This working group, formerly the Industrial Comminution Efficiency Working Group, is a community of interest for operators, suppliers, subject-matter experts and other stakeholders interested in discussing and addressing common industry challenges for mineral processing. Topics include comminution efficiency, plant improvement and design, emerging technologies, metallurgical accounting, and testing procedures. The Working Group officially launched in 2020 following an industry survey to determine priorities.
Global collaboration in mineral processing is important because, while technology and society rapidly advancing, this field employs long-term assets that make it challenging to change. Further, processing is energy-intensive, and collaboration is needed to meet the global demand for energy efficiency.
The working group was originally formed in 2020 with top priorities including energy and water efficiency, geometallurgical planning, metallurgical test work for greenfield projects, and tests for the selection of comminution equipment. Since then, a series of sub-committee calls and forums have furthered the defining of industry priorities leading to the launch of a geometallurgy guideline series project, the formation of proposed projects for process control and metal accounting, several proposed projects in the industrial comminution efficiency sub-committee, and the review of published guidelines.
This guideline, originally published in 2016, covers surveying and sampling Autogenous Grinding (AG), Semi-Autogenous Grinding (SAG), rod, and ball mill circuits within the normal range of application. The intended application of this analysis is to treat a complete grinding circuit as a singular process block, irrespective of the number of grinding stages or internal classification steps. Learn more
This proposed project aims to develop a suite of guidelines that will provide industry guidance for how geometallurgy can be used to add value for greenfield or brownfield project development and within an operating site.

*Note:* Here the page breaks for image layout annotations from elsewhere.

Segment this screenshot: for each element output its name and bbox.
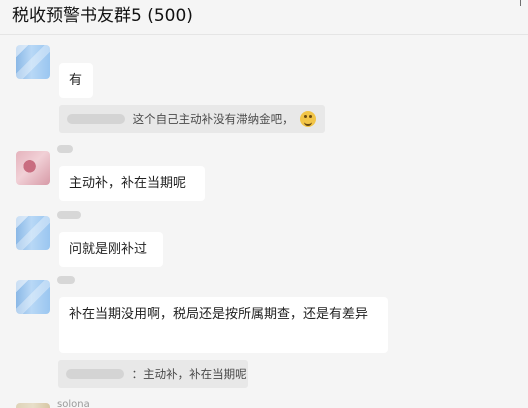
avatar[interactable] [16, 280, 50, 314]
quoted-message[interactable]: ：主动补，补在当期呢 [58, 360, 248, 388]
message-text: 问就是刚补过 [69, 242, 148, 257]
emoji-mouth [304, 120, 313, 126]
quoted-message[interactable]: 这个自己主动补没有滞纳金吧， [59, 105, 325, 133]
blurred-name [66, 369, 124, 379]
avatar[interactable] [16, 216, 50, 250]
title-bar: 税收预警书友群5 (500) [0, 0, 528, 35]
message-text: 补在当期没用啊，税局还是按所属期查，还是有差异 [69, 307, 369, 322]
message-bubble[interactable]: 主动补，补在当期呢 [59, 166, 205, 201]
message-text: 主动补，补在当期呢 [69, 176, 187, 191]
message-bubble[interactable]: 有 [59, 63, 93, 98]
next-sender-name: solona [57, 399, 90, 408]
quote-text: ：主动补，补在当期呢 [131, 367, 247, 381]
blurred-name [67, 114, 125, 124]
sender-name-blurred [57, 145, 73, 153]
sender-name-blurred [57, 211, 81, 219]
avatar[interactable] [16, 403, 50, 408]
grinning-face-emoji-icon [300, 111, 317, 127]
avatar[interactable] [16, 45, 50, 79]
sender-name-blurred [57, 276, 75, 284]
chat-title: 税收预警书友群5 (500) [12, 6, 193, 26]
chat-area[interactable]: 有 这个自己主动补没有滞纳金吧， 主动补，补在当期呢 问就是刚补过 补在当期没用… [0, 35, 528, 408]
message-bubble[interactable]: 补在当期没用啊，税局还是按所属期查，还是有差异 [59, 297, 388, 353]
avatar[interactable] [16, 151, 50, 185]
quote-text: 这个自己主动补没有滞纳金吧， [132, 112, 294, 126]
message-bubble[interactable]: 问就是刚补过 [59, 232, 163, 267]
message-text: 有 [69, 73, 83, 88]
window-corner-line [520, 0, 521, 6]
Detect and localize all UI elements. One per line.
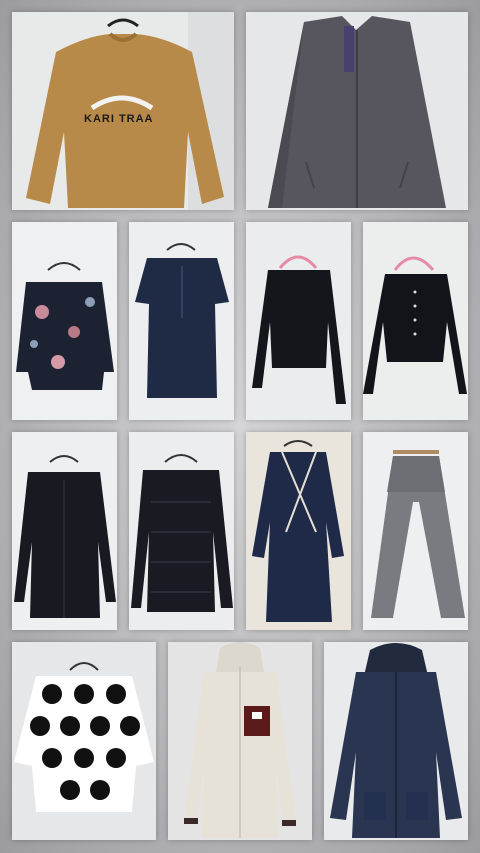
photo-cardigan-black	[363, 222, 468, 420]
photo-shirt-black	[12, 432, 117, 630]
photo-top-polka-dot	[12, 642, 156, 840]
photo-lace-top-black	[129, 432, 234, 630]
photo-fleece-cream	[168, 642, 312, 840]
photo-collage: KARI TRAA	[0, 0, 480, 853]
photo-top-black-long	[246, 222, 351, 420]
photo-trousers-checked	[363, 432, 468, 630]
photo-top-floral	[12, 222, 117, 420]
photo-blouse-navy	[129, 222, 234, 420]
photo-parka-navy	[324, 642, 468, 840]
sweater-tan-image: KARI TRAA	[12, 12, 234, 210]
photo-wrap-dress-navy	[246, 432, 351, 630]
photo-hoodie-grey	[246, 12, 468, 210]
photo-sweater-tan: KARI TRAA	[12, 12, 234, 210]
brand-print: KARI TRAA	[84, 113, 154, 125]
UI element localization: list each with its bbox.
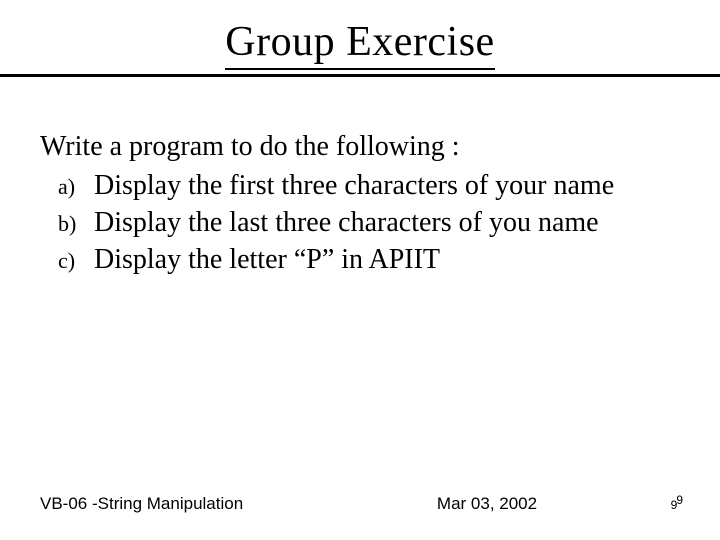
list-text: Display the first three characters of yo… — [94, 168, 680, 203]
footer-left: VB-06 -String Manipulation — [40, 494, 338, 514]
page-number-sup: 9 — [676, 493, 683, 507]
intro-text: Write a program to do the following : — [40, 129, 680, 164]
list-marker: b) — [40, 205, 94, 240]
list-text: Display the last three characters of you… — [94, 205, 680, 240]
list-item: a) Display the first three characters of… — [40, 168, 680, 203]
slide-footer: VB-06 -String Manipulation Mar 03, 2002 … — [0, 494, 720, 514]
list-text: Display the letter “P” in APIIT — [94, 242, 680, 277]
footer-page: 99 — [636, 494, 684, 514]
slide-body: Write a program to do the following : a)… — [0, 77, 720, 277]
list-marker: a) — [40, 168, 94, 203]
list-marker: c) — [40, 242, 94, 277]
footer-date: Mar 03, 2002 — [338, 494, 636, 514]
slide-title: Group Exercise — [225, 18, 494, 70]
list-item: c) Display the letter “P” in APIIT — [40, 242, 680, 277]
list-item: b) Display the last three characters of … — [40, 205, 680, 240]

This proposed project is in the process of defining the areas where guidance would be most valuable. Emerging areas of priority are training and skills framework, plant management, lifecycle modelling and planning, data management, and alarm systems.
This proposed project is still largely undefined, as input is needed on where the need for guidance is greatest. During the most recent project call, there was a discussion on what a maturity curve for metal accounting might look like. This will help to narrow down the focus for where a guideline project would be most valuable.